German conservatives - the Christian Democrats - realize the danger of Mr. Shroder's foolish rhetoric. During the last election campaign, Mr. Shroder played to anti-American sentiments over the Iraq War, damaging Berlin's critical relationship with Washington, which remains chilly even today. The conservatives worry that the Social Democrats are about to do to the German economy what they did to US-German relations.
Germany's conservatives have lambasted Mr Schröder's party over its campaign. Volker Kauder, the Christian Democrats' general secretary, said the attacks on companies would only create a climate that deterred investors and destroyed jobs.
"This sort of campaign is damaging our country. If a few companies have made mistakes in the past, it does not justify this kind of wholesale criticism of the business community," he said.
Nevertheless, the Social Democrats seem determined to push the issue, ignoring Germany's real problems in a pathetic bid to keep their hold on power.

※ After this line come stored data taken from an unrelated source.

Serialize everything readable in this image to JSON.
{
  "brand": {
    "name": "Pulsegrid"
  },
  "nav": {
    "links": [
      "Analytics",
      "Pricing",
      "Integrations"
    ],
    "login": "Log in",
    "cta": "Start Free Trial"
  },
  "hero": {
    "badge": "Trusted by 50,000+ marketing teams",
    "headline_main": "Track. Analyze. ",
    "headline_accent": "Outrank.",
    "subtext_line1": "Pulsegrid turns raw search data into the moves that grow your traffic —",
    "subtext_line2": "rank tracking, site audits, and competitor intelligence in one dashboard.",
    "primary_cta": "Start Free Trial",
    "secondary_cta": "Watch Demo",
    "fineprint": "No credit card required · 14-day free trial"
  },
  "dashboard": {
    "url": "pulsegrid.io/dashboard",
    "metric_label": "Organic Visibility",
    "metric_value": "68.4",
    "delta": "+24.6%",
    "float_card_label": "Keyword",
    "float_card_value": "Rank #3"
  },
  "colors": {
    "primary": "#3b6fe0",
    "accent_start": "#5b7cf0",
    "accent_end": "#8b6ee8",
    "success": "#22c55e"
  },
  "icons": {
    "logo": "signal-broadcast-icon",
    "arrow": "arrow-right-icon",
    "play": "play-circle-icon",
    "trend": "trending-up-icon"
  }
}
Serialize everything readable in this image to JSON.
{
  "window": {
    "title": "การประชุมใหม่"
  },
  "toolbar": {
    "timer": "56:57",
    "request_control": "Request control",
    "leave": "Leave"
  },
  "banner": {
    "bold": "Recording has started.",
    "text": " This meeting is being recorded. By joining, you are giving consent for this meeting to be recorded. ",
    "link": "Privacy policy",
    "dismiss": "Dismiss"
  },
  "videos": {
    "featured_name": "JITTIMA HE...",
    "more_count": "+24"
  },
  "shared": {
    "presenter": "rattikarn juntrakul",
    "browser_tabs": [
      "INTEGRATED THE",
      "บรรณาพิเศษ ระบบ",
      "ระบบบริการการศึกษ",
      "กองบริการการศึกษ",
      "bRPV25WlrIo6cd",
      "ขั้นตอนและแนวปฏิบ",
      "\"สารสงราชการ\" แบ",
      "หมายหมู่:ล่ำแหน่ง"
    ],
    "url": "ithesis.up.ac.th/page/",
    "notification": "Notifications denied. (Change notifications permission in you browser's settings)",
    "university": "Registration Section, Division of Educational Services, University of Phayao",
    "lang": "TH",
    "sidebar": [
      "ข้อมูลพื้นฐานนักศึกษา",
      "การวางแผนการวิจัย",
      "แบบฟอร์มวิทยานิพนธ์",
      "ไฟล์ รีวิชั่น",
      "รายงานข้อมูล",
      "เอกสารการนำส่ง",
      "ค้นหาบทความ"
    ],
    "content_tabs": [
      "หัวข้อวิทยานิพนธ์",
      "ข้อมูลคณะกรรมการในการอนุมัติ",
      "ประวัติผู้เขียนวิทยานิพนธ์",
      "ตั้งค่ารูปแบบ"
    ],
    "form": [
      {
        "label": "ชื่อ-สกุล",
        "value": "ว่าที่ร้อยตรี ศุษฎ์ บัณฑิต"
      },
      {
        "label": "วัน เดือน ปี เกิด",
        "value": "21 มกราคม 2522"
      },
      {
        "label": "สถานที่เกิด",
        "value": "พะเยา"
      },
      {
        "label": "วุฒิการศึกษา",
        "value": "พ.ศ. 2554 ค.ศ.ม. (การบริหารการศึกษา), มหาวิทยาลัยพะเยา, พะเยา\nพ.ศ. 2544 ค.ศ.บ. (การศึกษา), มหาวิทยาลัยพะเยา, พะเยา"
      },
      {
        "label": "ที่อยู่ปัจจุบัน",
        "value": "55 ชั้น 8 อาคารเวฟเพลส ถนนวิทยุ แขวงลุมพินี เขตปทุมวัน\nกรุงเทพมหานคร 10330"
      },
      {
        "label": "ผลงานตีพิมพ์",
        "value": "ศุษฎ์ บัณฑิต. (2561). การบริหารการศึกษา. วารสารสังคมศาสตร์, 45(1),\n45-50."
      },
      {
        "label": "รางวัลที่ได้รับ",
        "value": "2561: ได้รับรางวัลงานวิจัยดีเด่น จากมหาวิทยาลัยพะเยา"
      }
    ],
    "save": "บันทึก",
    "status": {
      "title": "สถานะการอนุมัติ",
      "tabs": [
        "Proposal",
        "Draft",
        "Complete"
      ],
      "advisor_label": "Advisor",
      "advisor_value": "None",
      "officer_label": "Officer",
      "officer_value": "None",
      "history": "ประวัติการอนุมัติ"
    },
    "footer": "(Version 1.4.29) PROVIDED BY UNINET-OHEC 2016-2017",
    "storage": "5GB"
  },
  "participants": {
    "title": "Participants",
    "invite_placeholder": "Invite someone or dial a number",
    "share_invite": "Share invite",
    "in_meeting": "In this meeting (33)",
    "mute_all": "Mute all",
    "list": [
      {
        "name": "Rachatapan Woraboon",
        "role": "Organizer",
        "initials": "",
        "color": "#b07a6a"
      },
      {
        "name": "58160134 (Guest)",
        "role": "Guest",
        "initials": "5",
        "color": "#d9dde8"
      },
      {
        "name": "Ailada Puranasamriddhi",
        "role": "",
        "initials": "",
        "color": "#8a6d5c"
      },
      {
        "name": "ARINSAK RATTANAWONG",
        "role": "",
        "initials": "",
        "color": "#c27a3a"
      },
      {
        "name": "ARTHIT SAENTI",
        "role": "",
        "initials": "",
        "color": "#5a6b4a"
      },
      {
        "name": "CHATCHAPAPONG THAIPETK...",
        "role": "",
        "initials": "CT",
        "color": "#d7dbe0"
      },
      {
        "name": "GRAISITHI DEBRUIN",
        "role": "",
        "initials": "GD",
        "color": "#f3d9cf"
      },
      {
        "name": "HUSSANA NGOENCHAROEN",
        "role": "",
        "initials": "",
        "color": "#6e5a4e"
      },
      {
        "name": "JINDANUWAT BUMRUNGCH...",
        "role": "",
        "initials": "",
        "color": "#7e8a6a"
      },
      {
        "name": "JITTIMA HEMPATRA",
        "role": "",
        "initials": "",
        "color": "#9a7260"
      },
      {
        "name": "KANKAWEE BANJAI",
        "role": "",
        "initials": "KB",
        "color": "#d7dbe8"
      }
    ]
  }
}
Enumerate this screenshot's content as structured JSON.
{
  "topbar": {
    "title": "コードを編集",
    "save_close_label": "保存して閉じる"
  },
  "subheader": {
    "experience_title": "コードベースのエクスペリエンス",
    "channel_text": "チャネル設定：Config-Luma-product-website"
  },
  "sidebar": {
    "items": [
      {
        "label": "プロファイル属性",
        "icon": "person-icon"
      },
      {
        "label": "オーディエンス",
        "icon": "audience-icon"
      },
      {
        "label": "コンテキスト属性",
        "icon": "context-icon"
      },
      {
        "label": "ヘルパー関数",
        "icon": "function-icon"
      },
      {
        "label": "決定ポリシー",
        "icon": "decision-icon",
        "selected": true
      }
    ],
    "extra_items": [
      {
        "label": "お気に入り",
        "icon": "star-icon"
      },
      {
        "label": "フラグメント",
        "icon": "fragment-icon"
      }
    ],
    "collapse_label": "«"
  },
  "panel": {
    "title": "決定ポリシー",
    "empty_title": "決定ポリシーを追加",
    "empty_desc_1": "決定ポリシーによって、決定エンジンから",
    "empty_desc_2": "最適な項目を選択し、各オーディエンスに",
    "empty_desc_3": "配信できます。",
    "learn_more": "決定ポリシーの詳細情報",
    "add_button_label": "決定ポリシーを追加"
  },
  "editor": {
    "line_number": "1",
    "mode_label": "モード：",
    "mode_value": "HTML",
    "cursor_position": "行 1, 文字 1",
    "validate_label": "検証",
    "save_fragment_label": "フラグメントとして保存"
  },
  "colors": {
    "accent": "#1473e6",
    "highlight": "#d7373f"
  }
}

Despite the usual appeal of this rhetoric on generally left-leaning Germans, it doesn't seem to be working anymore. According to recent opinion polls, the Christian Democrats hold a 10-point lead over Mr. Schroder's Social Democrats.Earlier this week, Mr Müntefering [the Social Democrat party leader] committed his party to a programme that will oblige senior managers to publish their salaries and German companies to pay their foreign workers union rates.
"In times of globalisation, we Social Democrats have to say how we are going to remain committed to a social market economy and not slip into pure market economics," he said. So far, the Social Democrats' campaign appears to have done little to win over voters. In elections on 22 May in the state of North Rhine Westphalia, Mr Schröder's party is almost certain to face a defeat which would seriously undermine the chances of winning the 2006 general election.